华秋并不管场中情况,只是从怀里掏出一颗赤色丹药,喂南辞吞下。
“受了这般重的内伤,还不消停。”这话虽是指责,其实满是关切。
南辞收回心神想着,还是先治伤要紧。
赵合术开口了,视线落在陈闻狼狈的身上:“你说的可是真的,有何证据。”
陈闻眼眶赤红,指尖直逼苏辛夷:“药安村王家满门惨死,城郊王家大女被碎尸万段,全都是这妖女指使食血神所为。”

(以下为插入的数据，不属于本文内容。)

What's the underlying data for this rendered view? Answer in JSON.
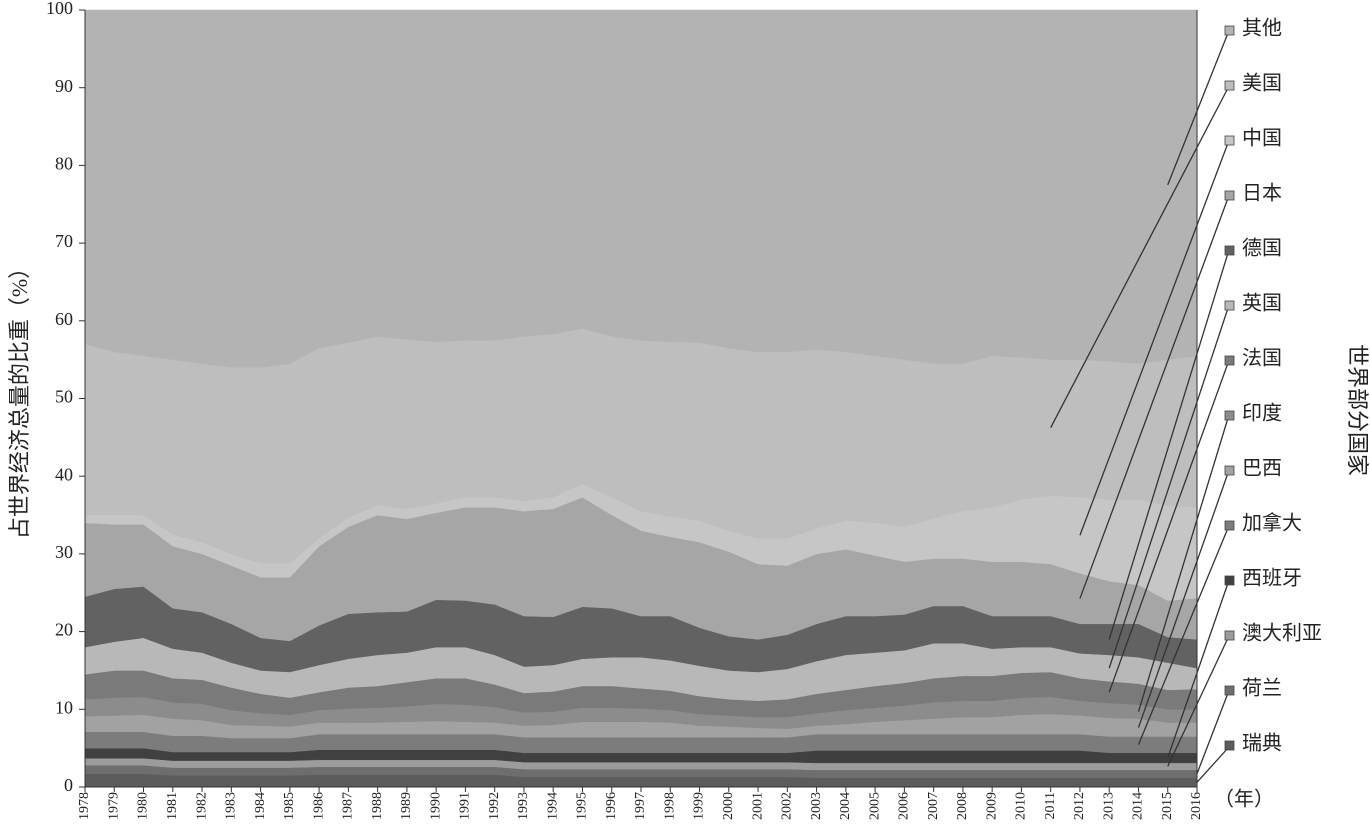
{
  "chart_data": {
    "type": "area",
    "stacked": true,
    "y_label": "占世界经济总量的比重（%）",
    "x_unit_label": "（年）",
    "legend_title": "世界部分国家",
    "x": [
      1978,
      1979,
      1980,
      1981,
      1982,
      1983,
      1984,
      1985,
      1986,
      1987,
      1988,
      1989,
      1990,
      1991,
      1992,
      1993,
      1994,
      1995,
      1996,
      1997,
      1998,
      1999,
      2000,
      2001,
      2002,
      2003,
      2004,
      2005,
      2006,
      2007,
      2008,
      2009,
      2010,
      2011,
      2012,
      2013,
      2014,
      2015,
      2016
    ],
    "xlim": [
      1978,
      2016
    ],
    "ylim": [
      0,
      100
    ],
    "yticks": [
      0,
      10,
      20,
      30,
      40,
      50,
      60,
      70,
      80,
      90,
      100
    ],
    "series": [
      {
        "name": "瑞典",
        "color": "#5c5c5c",
        "values": [
          1.7,
          1.7,
          1.7,
          1.5,
          1.5,
          1.5,
          1.5,
          1.5,
          1.6,
          1.6,
          1.6,
          1.6,
          1.6,
          1.6,
          1.6,
          1.3,
          1.3,
          1.3,
          1.3,
          1.3,
          1.3,
          1.3,
          1.3,
          1.3,
          1.3,
          1.2,
          1.2,
          1.2,
          1.2,
          1.2,
          1.2,
          1.2,
          1.2,
          1.2,
          1.2,
          1.2,
          1.2,
          1.2,
          1.2
        ]
      },
      {
        "name": "荷兰",
        "color": "#6e6e6e",
        "values": [
          1.1,
          1.1,
          1.1,
          1.0,
          1.0,
          1.0,
          1.0,
          1.0,
          1.0,
          1.0,
          1.0,
          1.0,
          1.0,
          1.0,
          1.0,
          1.0,
          1.0,
          1.0,
          1.0,
          1.0,
          1.0,
          1.0,
          1.0,
          1.0,
          1.0,
          1.0,
          1.0,
          1.0,
          1.0,
          1.0,
          1.0,
          1.0,
          1.0,
          1.0,
          1.0,
          1.0,
          1.0,
          1.0,
          1.0
        ]
      },
      {
        "name": "澳大利亚",
        "color": "#9c9c9c",
        "values": [
          0.9,
          0.9,
          0.9,
          0.9,
          0.9,
          0.9,
          0.9,
          0.9,
          0.9,
          0.9,
          0.9,
          0.9,
          0.9,
          0.9,
          0.9,
          0.9,
          0.9,
          0.9,
          0.9,
          0.9,
          0.9,
          0.9,
          0.9,
          0.9,
          0.9,
          0.9,
          0.9,
          0.9,
          0.9,
          0.9,
          0.9,
          0.9,
          0.9,
          0.9,
          0.9,
          0.9,
          0.9,
          0.9,
          0.9
        ]
      },
      {
        "name": "西班牙",
        "color": "#404040",
        "values": [
          1.3,
          1.3,
          1.3,
          1.1,
          1.1,
          1.1,
          1.1,
          1.1,
          1.3,
          1.3,
          1.3,
          1.3,
          1.3,
          1.3,
          1.3,
          1.2,
          1.2,
          1.2,
          1.2,
          1.2,
          1.2,
          1.2,
          1.2,
          1.2,
          1.2,
          1.6,
          1.6,
          1.6,
          1.6,
          1.6,
          1.6,
          1.6,
          1.6,
          1.6,
          1.6,
          1.3,
          1.3,
          1.3,
          1.3
        ]
      },
      {
        "name": "加拿大",
        "color": "#7c7c7c",
        "values": [
          2.1,
          2.1,
          2.1,
          2.1,
          2.1,
          1.8,
          1.8,
          1.8,
          2.0,
          2.0,
          2.0,
          2.0,
          2.0,
          2.0,
          2.0,
          2.0,
          2.0,
          2.0,
          2.0,
          2.0,
          2.0,
          2.0,
          2.0,
          2.0,
          2.0,
          2.1,
          2.1,
          2.1,
          2.1,
          2.1,
          2.1,
          2.1,
          2.1,
          2.1,
          2.1,
          2.1,
          2.1,
          2.1,
          2.1
        ]
      },
      {
        "name": "巴西",
        "color": "#a2a2a2",
        "values": [
          2.0,
          2.1,
          2.2,
          2.2,
          2.0,
          1.7,
          1.6,
          1.5,
          1.5,
          1.5,
          1.5,
          1.6,
          1.7,
          1.6,
          1.5,
          1.5,
          1.6,
          2.0,
          2.0,
          2.0,
          1.9,
          1.5,
          1.4,
          1.2,
          1.1,
          1.1,
          1.3,
          1.6,
          1.8,
          2.0,
          2.2,
          2.2,
          2.5,
          2.6,
          2.4,
          2.4,
          2.3,
          1.8,
          1.8
        ]
      },
      {
        "name": "印度",
        "color": "#8c8c8c",
        "values": [
          2.2,
          2.3,
          2.3,
          2.1,
          2.1,
          1.9,
          1.6,
          1.5,
          1.6,
          1.8,
          1.9,
          2.0,
          2.2,
          2.2,
          2.0,
          1.7,
          1.7,
          1.8,
          1.8,
          1.7,
          1.6,
          1.5,
          1.4,
          1.4,
          1.5,
          1.6,
          1.8,
          1.8,
          1.9,
          2.1,
          2.1,
          2.1,
          2.2,
          2.2,
          1.9,
          1.9,
          1.8,
          1.7,
          1.7
        ]
      },
      {
        "name": "法国",
        "color": "#7a7a7a",
        "values": [
          3.2,
          3.5,
          3.4,
          3.1,
          3.1,
          2.9,
          2.5,
          2.2,
          2.3,
          2.7,
          2.8,
          3.1,
          3.3,
          3.4,
          2.9,
          2.5,
          2.6,
          2.8,
          2.8,
          2.6,
          2.5,
          2.3,
          2.1,
          2.1,
          2.3,
          2.5,
          2.6,
          2.8,
          2.9,
          3.1,
          3.2,
          3.2,
          3.2,
          3.2,
          2.9,
          2.8,
          2.7,
          2.5,
          2.6
        ]
      },
      {
        "name": "英国",
        "color": "#b8b8b8",
        "values": [
          3.5,
          3.7,
          4.2,
          3.8,
          3.5,
          3.2,
          3.0,
          3.3,
          3.5,
          3.7,
          4.0,
          3.8,
          4.0,
          4.0,
          3.8,
          3.4,
          3.4,
          3.5,
          3.7,
          4.0,
          3.9,
          3.9,
          3.7,
          3.7,
          3.9,
          4.2,
          4.5,
          4.3,
          4.2,
          4.5,
          4.2,
          3.5,
          3.3,
          3.2,
          3.2,
          3.4,
          3.4,
          3.5,
          2.7
        ]
      },
      {
        "name": "德国",
        "color": "#626262",
        "values": [
          6.5,
          6.8,
          6.6,
          5.2,
          5.2,
          5.0,
          4.2,
          4.0,
          5.1,
          5.8,
          5.5,
          5.3,
          6.1,
          6.0,
          6.5,
          6.5,
          6.2,
          6.7,
          6.3,
          5.3,
          5.7,
          4.9,
          4.4,
          4.2,
          4.4,
          4.8,
          5.0,
          4.7,
          4.6,
          4.8,
          4.8,
          4.2,
          4.0,
          4.0,
          3.8,
          4.0,
          4.3,
          3.3,
          3.7
        ]
      },
      {
        "name": "日本",
        "color": "#a6a6a6",
        "values": [
          9.5,
          8.3,
          8.0,
          8.0,
          7.5,
          7.5,
          7.8,
          8.2,
          10.2,
          11.2,
          12.5,
          11.9,
          11.2,
          12.0,
          12.5,
          13.5,
          13.9,
          14.1,
          12.0,
          11.0,
          10.2,
          11.0,
          10.9,
          9.7,
          8.9,
          9.0,
          8.6,
          7.8,
          6.8,
          6.1,
          6.1,
          7.0,
          7.0,
          6.7,
          6.5,
          5.5,
          5.0,
          4.7,
          5.3
        ]
      },
      {
        "name": "中国",
        "color": "#c6c6c6",
        "values": [
          1.0,
          1.2,
          1.2,
          1.5,
          1.5,
          1.5,
          1.8,
          1.8,
          1.0,
          1.2,
          1.3,
          1.3,
          1.2,
          1.3,
          1.3,
          1.3,
          1.5,
          1.7,
          2.3,
          2.5,
          2.6,
          2.8,
          2.7,
          3.3,
          3.5,
          3.3,
          3.7,
          4.2,
          4.5,
          5.2,
          6.1,
          7.0,
          8.0,
          8.8,
          9.8,
          10.5,
          11.0,
          12.2,
          11.7
        ]
      },
      {
        "name": "美国",
        "color": "#bebebe",
        "values": [
          22.0,
          21.0,
          20.5,
          22.5,
          23.0,
          24.0,
          25.2,
          25.7,
          24.5,
          22.5,
          21.7,
          21.8,
          20.8,
          20.2,
          20.2,
          21.2,
          21.0,
          20.0,
          20.7,
          22.0,
          22.5,
          22.9,
          23.5,
          24.0,
          24.0,
          23.0,
          21.7,
          21.5,
          21.5,
          19.9,
          19.0,
          19.5,
          18.3,
          17.5,
          17.7,
          17.8,
          17.5,
          18.8,
          19.5
        ]
      },
      {
        "name": "其他",
        "color": "#b3b3b3",
        "values": [
          43.0,
          44.0,
          44.5,
          45.0,
          45.5,
          46.0,
          46.0,
          45.5,
          43.5,
          42.8,
          42.0,
          42.4,
          42.7,
          42.5,
          42.5,
          42.0,
          41.7,
          41.0,
          42.0,
          42.5,
          42.7,
          42.8,
          43.5,
          44.0,
          44.0,
          43.7,
          44.0,
          44.5,
          45.0,
          45.5,
          45.5,
          44.5,
          44.7,
          45.0,
          45.0,
          45.2,
          45.5,
          45.0,
          44.5
        ]
      }
    ]
  }
}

他毫不犹豫地将所有脏水泼向苏辛夷,顺带将南辞也钉死在耻辱柱上。“刚刚我原本就要将这妖女及其同伙拿下,是南辞师姐极力阻止我导致我功力逆行,昏迷不醒。”
说着他一脸痛心疾首,从怀里掏出留影石,播放了一些他在王家以及村郊小树林录下的片段。
陈闻所用留影石,是大陆通用货,必须要到现场像摄影机一样催动石头中的阵符运转。
而且录制的画面有限,储存时间有限。
赵合术本就疑心极重,此刻听到陈闻的证词,再看到陈闻手里留影石的录制画面里录制的惨状。

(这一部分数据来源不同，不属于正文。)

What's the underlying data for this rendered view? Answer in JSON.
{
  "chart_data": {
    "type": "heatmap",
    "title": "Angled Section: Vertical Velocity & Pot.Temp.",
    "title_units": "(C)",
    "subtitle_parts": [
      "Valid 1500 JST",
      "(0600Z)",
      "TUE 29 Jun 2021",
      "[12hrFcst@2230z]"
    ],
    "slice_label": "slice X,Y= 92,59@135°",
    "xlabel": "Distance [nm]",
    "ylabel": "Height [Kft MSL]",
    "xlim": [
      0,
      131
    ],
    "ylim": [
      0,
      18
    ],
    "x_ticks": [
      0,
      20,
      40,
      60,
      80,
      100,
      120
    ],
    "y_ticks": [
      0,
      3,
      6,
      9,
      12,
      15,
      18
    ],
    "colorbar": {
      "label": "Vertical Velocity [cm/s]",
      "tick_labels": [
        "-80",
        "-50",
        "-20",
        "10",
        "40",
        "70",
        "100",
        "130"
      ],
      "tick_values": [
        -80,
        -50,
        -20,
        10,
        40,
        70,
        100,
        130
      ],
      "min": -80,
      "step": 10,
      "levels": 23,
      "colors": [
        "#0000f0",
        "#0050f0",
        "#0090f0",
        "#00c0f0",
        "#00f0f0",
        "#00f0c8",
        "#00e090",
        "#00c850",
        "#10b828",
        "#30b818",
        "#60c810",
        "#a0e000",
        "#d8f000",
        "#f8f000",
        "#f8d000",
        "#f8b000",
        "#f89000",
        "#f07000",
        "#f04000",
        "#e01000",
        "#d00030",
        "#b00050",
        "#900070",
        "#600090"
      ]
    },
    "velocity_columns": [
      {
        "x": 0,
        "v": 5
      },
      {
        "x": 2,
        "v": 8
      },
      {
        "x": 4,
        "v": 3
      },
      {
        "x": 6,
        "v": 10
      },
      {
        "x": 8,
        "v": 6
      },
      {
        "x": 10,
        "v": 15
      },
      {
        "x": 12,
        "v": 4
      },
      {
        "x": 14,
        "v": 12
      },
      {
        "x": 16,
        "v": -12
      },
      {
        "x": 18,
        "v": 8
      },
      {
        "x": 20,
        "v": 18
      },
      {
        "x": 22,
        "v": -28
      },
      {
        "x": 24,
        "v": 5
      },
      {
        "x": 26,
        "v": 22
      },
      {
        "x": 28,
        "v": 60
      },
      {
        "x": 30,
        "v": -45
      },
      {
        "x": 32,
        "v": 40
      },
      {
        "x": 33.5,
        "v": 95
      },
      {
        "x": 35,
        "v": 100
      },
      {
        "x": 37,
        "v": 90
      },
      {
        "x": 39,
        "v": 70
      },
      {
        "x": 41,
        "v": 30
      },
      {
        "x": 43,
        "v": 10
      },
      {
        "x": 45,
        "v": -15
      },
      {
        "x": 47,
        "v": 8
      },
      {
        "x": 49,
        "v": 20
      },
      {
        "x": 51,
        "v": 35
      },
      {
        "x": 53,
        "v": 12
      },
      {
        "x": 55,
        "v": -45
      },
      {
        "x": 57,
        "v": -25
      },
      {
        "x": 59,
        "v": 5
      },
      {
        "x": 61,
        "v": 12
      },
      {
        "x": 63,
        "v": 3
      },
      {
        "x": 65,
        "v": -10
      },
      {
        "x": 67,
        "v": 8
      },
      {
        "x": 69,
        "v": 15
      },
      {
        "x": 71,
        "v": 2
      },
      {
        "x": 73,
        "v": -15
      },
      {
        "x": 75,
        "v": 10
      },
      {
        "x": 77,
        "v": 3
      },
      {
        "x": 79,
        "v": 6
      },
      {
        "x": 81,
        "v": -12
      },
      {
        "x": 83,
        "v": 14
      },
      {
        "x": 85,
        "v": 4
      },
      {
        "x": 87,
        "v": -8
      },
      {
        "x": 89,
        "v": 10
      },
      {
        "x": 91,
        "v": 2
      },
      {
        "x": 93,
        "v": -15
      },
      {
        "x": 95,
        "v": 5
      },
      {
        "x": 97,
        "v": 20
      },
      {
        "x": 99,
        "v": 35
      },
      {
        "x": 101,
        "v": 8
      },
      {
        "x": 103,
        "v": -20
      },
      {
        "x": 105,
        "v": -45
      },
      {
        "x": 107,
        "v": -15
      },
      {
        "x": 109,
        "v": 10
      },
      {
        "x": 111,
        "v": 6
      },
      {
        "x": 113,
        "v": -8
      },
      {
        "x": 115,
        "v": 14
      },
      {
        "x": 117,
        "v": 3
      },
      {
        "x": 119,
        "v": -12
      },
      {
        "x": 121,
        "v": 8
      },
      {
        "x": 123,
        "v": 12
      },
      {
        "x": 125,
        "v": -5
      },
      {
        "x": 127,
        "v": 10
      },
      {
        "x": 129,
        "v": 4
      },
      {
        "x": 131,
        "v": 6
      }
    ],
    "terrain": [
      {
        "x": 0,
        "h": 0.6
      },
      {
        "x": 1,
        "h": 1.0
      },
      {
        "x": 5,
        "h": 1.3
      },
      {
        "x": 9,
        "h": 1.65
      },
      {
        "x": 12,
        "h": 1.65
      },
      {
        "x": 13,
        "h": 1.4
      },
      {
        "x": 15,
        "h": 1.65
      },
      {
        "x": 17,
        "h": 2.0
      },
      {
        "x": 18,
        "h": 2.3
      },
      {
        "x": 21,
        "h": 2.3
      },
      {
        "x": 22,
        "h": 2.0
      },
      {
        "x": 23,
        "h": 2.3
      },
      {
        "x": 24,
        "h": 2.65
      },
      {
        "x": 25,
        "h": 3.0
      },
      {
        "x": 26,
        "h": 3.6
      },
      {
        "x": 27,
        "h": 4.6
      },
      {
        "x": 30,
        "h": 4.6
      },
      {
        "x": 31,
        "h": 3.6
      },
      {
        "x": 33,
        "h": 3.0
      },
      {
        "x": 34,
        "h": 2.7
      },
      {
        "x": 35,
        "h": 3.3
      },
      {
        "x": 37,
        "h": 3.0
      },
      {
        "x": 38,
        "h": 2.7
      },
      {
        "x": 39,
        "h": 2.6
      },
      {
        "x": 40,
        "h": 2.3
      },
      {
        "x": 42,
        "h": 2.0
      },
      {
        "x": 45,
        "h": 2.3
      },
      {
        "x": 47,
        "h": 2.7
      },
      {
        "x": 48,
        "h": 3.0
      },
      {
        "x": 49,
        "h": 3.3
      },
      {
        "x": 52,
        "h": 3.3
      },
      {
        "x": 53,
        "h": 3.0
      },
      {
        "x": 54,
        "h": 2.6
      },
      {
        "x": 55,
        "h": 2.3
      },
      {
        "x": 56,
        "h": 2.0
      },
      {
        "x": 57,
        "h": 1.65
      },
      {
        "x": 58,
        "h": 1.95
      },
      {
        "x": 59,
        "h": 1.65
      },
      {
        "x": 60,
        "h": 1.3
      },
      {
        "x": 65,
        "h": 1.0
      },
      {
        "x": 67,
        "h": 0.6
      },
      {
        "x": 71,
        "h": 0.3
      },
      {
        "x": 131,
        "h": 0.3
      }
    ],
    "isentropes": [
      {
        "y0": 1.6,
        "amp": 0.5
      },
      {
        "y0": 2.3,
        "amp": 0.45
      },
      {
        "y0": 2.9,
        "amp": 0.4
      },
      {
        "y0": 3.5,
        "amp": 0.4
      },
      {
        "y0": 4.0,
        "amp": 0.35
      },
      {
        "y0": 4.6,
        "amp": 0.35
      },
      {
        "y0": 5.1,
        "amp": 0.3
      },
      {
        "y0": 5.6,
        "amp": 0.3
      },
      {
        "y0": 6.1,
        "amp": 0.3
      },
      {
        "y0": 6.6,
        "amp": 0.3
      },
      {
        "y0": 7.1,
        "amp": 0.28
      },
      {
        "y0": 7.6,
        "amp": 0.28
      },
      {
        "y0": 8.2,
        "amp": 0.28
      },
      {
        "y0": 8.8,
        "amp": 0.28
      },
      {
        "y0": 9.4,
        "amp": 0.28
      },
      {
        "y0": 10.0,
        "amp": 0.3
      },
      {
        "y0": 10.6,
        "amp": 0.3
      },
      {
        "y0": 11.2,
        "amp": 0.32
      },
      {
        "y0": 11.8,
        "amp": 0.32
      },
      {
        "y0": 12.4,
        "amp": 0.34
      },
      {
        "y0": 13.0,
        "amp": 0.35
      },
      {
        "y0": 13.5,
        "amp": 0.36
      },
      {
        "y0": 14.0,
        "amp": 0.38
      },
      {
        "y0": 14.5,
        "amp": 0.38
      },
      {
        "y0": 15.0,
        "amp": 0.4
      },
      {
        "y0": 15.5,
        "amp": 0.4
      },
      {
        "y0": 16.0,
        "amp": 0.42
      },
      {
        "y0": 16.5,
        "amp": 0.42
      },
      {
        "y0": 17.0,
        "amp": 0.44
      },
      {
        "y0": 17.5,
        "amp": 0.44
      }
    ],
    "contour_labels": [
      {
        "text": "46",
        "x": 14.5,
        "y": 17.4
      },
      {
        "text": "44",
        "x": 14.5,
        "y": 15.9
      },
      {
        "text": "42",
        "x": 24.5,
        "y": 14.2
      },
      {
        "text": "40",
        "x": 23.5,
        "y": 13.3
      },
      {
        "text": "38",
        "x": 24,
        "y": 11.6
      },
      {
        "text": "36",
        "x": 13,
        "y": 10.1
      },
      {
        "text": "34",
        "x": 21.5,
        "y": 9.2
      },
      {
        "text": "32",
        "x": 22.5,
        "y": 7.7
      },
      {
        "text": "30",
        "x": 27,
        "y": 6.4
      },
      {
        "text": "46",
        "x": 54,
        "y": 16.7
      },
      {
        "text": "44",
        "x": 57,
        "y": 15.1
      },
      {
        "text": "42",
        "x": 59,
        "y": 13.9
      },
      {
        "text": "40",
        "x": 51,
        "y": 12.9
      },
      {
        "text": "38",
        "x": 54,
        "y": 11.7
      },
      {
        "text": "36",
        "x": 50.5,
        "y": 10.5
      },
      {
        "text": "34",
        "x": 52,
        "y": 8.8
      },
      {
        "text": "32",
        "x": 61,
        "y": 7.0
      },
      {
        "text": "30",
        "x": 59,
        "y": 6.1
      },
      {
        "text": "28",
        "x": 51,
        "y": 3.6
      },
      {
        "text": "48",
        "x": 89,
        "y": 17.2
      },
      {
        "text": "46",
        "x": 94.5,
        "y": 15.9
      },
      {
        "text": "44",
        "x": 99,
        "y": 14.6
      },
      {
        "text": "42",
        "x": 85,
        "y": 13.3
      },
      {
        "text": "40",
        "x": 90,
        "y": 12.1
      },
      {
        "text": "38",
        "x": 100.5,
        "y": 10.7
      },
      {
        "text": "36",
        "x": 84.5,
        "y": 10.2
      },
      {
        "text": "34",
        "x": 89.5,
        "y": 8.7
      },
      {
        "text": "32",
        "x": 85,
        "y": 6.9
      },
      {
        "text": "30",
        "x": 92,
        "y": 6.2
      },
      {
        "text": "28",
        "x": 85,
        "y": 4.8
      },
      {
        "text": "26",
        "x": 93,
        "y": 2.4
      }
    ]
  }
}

“好歹毒的魔修。”赵合术怒极反笑,长袖翻转时金光乍现,金符四起。
这是苏辛夷第一次看见符修战斗的模样。
四周符箓仿佛不要钱,随着赵合术的动作以一种特定的规律悬浮至半空。
“竟敢戏耍我居善门。今日老夫便将你们一并拿下,抽魂炼魄,定要查出真凶。”
面对金丹大能的滔天怒火,沈星临没有退。
他横跨一步,将苏辛夷挡在身后。
许仙微微眯眼,折扇合拢。若赵合术真敢动手,他不介意让这几个不知天高地厚的修士永远留在这座小院。
苏辛夷一把拉住沈星临的手腕,从他背后探出头来。
跟金丹期硬碰硬,那是傻子才干的事。对付这种古板偏执的名门正派,得避其锋芒曲线救国。
“赵长老且慢。”苏辛夷声音清亮,没有丝毫慌乱,“你们怎么能只信自己人的一面之词。不知长老可识得清风门徐岳生,我和许仙长相识他自然能证明我是清白。”
赵合术剑势一顿。清风门虽是下等仙门,但毕竟同属玄清宗一脉。
“更何况我治疗这位女仙子之事,想必这位长老一查便知。何须急于此刻。”
赵合术明白苏辛夷的意思,但是眼神中还是藏着打量和质疑。
苏辛夷不废话,立刻翻手从储物袋中摸出徐岳生给的那枚通讯玉简。
她注入一丝刚觉醒不久的木系灵力,对准玉简快速说道:“徐道长,居善门长老在此,误会我是杀人魔修。情况紧急,请你立刻来苏家村为我作证。”